Monument Stone Architecture
More information: Pataliputra, Ashoka pillar, and Mauryan polish
Pataliputra capital, discovered at Bulandi Bagh Pataliputra, site of c. 4 – 3 BC
The next wave of the building appears with the beginning of the classical period (320 BC-550 CE) and the rise of the Mauryan Empire. The capital of Pataliputra was an urban miracle described by the Greek ambassador Megasthenes. Many artifacts from Pataliputra such as the remnants of monumental stone architecture can be seen from the Pataliputra capital. This inter-fertilization between the various art streams being transformed in the subcontinent creates new forms that, while retaining the essence of the past, were successful in integrating selected elements of new influences.

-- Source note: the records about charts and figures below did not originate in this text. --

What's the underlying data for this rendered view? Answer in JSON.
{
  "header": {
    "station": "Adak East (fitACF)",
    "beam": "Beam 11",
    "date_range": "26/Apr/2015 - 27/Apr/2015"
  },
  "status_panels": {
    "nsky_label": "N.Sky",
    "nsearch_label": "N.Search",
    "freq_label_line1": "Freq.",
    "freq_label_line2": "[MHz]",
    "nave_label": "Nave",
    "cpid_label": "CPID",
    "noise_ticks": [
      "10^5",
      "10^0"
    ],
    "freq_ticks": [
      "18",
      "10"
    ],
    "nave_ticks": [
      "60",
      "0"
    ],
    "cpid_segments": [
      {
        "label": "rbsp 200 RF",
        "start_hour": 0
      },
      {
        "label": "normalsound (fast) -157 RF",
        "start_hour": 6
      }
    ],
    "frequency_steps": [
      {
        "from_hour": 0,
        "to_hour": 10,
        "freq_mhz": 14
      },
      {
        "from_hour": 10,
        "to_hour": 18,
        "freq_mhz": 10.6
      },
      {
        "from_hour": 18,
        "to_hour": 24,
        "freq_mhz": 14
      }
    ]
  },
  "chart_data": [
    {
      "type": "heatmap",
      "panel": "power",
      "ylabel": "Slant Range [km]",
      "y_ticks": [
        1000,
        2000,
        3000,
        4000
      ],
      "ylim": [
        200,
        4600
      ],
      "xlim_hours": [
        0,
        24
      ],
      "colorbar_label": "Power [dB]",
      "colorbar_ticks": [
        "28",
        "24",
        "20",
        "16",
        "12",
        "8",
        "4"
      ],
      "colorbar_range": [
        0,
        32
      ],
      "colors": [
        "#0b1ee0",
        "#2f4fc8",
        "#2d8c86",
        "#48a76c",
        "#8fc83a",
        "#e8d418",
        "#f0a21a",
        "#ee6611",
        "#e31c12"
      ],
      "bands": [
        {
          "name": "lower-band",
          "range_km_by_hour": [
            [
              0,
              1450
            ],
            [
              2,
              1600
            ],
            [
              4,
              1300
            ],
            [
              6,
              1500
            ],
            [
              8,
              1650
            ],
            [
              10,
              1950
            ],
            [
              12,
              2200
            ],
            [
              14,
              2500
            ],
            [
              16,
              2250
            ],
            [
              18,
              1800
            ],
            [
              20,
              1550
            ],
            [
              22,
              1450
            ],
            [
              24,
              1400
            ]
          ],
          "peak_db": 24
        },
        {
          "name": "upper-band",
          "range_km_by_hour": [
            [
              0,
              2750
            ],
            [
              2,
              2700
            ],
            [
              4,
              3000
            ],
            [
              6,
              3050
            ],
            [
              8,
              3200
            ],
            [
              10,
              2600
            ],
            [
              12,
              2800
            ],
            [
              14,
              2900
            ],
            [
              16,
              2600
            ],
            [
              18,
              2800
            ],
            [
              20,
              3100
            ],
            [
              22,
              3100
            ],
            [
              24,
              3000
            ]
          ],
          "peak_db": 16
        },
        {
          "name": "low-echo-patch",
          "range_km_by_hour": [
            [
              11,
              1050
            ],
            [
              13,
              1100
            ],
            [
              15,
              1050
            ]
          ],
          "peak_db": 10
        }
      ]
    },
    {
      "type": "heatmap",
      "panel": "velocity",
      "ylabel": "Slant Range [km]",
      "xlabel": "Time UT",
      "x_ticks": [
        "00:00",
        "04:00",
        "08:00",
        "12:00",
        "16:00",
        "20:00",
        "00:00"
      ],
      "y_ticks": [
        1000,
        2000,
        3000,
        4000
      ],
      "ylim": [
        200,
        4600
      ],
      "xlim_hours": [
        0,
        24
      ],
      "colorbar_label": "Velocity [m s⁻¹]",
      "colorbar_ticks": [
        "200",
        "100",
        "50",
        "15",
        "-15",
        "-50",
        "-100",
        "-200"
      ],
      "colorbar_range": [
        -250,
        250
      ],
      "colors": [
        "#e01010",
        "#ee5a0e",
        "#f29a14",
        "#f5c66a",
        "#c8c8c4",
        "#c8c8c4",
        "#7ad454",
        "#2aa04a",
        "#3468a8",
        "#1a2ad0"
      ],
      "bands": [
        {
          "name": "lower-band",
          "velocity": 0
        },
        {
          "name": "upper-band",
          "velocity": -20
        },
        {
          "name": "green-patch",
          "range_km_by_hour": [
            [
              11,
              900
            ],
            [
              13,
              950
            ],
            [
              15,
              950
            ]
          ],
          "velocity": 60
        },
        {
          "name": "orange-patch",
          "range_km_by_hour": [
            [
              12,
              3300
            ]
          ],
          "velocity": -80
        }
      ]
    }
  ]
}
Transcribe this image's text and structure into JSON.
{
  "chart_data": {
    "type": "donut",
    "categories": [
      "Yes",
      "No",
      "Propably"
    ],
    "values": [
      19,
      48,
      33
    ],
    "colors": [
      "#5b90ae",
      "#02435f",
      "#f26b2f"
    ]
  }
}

Ashoka Pillar at Vaishali, 250 BC
The Indian emperor Ashoka (ruled: 2-3–232 BC) installed the pillars of Ashoka within his realm, usually next to Buddhist stupas. According to Buddhist tradition, Ashoka recovered the relics of the Buddha from the earlier stupas (except Ramagrama Stupa), and built 84,000 stupas to distribute the relics throughout India. In fact, many stupas are thought to have originated from the time of Ashoka, such as Sanchi or Kesariya, where they also erected columns with their inscriptions, and possibly Bharhut, Amaravati or Dharmarajika in Gandhara.
Ashoka built the early Mahabodhi Temple at Bodh Gaya around the Bodhi tree, which includes masterpieces such as the Diamond Throne (“Vajrasana”). He has also said that the entire Mauryan Empire was in 230 BC. A chain of hospitals has been established by. One of Ashoka’s edits reads: “Everywhere King Piyadasi (Ashoka) created two types of hospitals for people, hospitals for people and hospitals for animals. Where there were no medical herbs for people and animals, they ordered that they are bought and planted. “Indian art and culture have absorbed outside influences by varying degrees and are too rich for this risk.
Fortified cities with stupas, viharas, and temples were built during the Mauryan Empire (c. 321–185 BCE). Architectural works of the Mauryan period, such as the city of Pataliputra, the pillars of Ashoka, are outstanding in their achievements, and often compare favorably with the rest of the world at that time. Commenting on Mauryan sculpture, John Marshall once wrote: “about the extraordinary precision and precision that characterizes all Mauryan works, and what we never say, we are surpassed by the finest workmanship on Athenian buildings”.